Le ministre des Finances Steven Vanackere n'est pas partisan d'un assouplissement du calendrier des réformes imposées à la Grèce, contrairement à ce qu'a annoncé Didier Reynders.

Le dirigeant de droite pro euro, Antonis Samaras, est arrivé en tête des législatives en Grèce et sera en mesure de former un gouvernement avec tous les partis pro-euro et mettre en place les réformes voulues par l'Union européenne et le FMI.

La plupart des dirigeants européens sont d'accord pour accorder des délais dans la mise en œuvre des réformes austères en Grèce mais le ministre belge des finances Steven Vanackere a un autre avis sur la question.

Vanackere : « Ne pas s'attaquer maintenant aux problèmes n'est pas une option »

Le programme d'ajustement est bon pour l'économie, a souligné, Steven Vanackere (CD&V) sur Radio 1 (VRT). « Pourquoi devrions-nous retarder sa mise en œuvre», demande-t-il.
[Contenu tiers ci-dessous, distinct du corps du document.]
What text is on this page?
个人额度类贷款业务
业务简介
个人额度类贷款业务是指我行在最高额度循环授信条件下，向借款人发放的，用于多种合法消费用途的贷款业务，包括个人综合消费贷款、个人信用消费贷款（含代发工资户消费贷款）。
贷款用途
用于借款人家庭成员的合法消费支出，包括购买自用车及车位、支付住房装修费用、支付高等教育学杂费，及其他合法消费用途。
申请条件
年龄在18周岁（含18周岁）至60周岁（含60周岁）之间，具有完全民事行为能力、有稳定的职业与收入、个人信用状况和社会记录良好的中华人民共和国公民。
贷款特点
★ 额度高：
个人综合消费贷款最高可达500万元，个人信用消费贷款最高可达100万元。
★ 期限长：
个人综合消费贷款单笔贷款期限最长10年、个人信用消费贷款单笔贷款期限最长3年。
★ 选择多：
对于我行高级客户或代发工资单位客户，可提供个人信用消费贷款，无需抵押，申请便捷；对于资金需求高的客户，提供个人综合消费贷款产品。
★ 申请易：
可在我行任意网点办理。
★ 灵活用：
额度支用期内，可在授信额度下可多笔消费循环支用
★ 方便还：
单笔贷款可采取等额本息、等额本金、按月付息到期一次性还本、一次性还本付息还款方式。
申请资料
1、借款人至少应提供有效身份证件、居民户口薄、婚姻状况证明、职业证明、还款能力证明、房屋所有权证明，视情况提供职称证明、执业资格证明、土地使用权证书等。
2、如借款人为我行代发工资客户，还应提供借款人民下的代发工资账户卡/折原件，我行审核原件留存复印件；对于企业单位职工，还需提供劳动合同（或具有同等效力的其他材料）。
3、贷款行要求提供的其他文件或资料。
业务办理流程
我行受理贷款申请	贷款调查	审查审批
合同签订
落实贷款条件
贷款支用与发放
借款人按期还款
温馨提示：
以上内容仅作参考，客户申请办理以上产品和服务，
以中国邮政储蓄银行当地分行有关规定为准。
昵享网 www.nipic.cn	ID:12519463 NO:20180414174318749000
Steven Vanackere les juge indispensables pour la croissance et le bien-être à long-terme. « Ne pas s'attaquer maintenant aux problèmes n'est pas une option », selon lui.

Steven Vanackere admet que certains aspects du plan négocié avec l'Europe sont particulièrement lourds pour les Grecs. Pour les aider, il plaide pour une stratégie européenne forte, à définir au sommet des 28 et 29 juin, qualifié d« historique»« L'Europe doit d'urgence mettre fin à son image d'arriver toujours avec un jour de retard et avec un euro trop peu », dit-il.

Reynders : « Une marge de dialogue possible »

Dès dimanche soir, Didier Reynders s'était déclaré favorable à l'octroi d'un délai à Athènes pour lui permettre de ramener son déficit dans les clous européens, comme l'a proposé la Commission européenne fin mai pour l'Espagne. Le ministre des Affaires étrangères est prêt à discuter de délais de mise en œuvre du plan d'austérité conclu entre Athènes et ses créanciers internationaux, allant dans le même sens que l'Allemagne qui envisage ce type de concessions.

Il existe « une marge de dialogue possible sur les délais de mise en œuvre » du mémorandum conclu entre Athènes et ses créanciers internationaux, estime M. Reynders, qui ne veut pas pour autant donner un « chèque en blanc » à Athènes.

Le gouvernement belge va devoir accorder ses violons.